There are three important problems in the context of data mining that still require much research: data uncertainty , temporal evolution [6, 101], and scalability of techniques and algorithms [8, 91, 104]. Because of its decentralized and emergent nature, the quality of information available on the Web is associated with high uncertainty, since there is no systematic way of validating or controlling the data. Temporal evolution is a phenomenon in all the areas of knowledge, including the Web. The challenge here is to understand, model and explore temporal information to improve the KD process. The challenge in dealing with scalability goes beyond the one previously stated, since both the amount of data and the complexity of patterns increase.
This research area investigates algorithms and KD techniques that deal with the three challenges presented earlier.
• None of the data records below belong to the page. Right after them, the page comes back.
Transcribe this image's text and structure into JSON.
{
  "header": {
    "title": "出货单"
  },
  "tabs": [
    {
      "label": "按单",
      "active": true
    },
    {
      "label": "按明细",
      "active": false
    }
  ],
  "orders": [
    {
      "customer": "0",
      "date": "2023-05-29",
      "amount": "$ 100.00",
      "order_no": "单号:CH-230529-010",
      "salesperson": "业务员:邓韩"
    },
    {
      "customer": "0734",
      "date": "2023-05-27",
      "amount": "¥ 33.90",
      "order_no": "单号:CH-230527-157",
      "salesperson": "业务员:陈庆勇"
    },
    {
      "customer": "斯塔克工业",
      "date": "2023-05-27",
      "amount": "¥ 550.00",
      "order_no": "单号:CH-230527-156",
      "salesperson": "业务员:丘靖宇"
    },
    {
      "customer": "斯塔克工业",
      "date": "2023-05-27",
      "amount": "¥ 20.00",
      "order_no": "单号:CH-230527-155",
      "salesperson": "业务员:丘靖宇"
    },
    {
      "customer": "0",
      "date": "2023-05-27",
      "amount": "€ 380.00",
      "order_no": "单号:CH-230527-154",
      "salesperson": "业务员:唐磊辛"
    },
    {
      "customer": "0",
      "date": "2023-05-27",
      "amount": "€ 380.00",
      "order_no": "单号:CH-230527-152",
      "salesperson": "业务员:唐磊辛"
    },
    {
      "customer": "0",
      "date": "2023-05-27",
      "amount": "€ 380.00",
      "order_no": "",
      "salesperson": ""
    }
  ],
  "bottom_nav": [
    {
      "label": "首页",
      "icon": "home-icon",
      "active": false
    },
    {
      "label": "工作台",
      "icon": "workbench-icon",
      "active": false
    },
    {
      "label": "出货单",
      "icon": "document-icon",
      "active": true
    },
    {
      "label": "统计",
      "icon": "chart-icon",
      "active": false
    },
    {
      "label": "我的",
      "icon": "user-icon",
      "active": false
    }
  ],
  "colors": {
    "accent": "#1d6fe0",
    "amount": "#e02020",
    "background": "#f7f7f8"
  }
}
In special, it considers the use of soft computing algorithms , given their ability to handle uncertainty, imprecision and partial truth. There is also interest on the design of characterization models and data mining techniques that take into account temporal information, and on the development of scalable algorithms for mining complex patterns.
The algorithms and techniques studied in this line of research will contribute to solve problems described in Challenges 1, 2 and 3. Considering Challenge 1, they will be directly involved in goals 1.1 though 1.4. As to Challenge 2, they will be useful to reach objectives 2.5 and 2.6. Concerning Challenge 3, the algorithms and techniques will use results provided by goal 3.5 and contribute to objectives 3.1 and 3.6.
The Knowledge Discovery (KD) research line will be carried out, primarily, by the researchers Wagner Meira (UFMG), Marcos Gonçalves (UFMG), Gisele L. Pappa (UFMG), and Adriano Pereira (UFMG).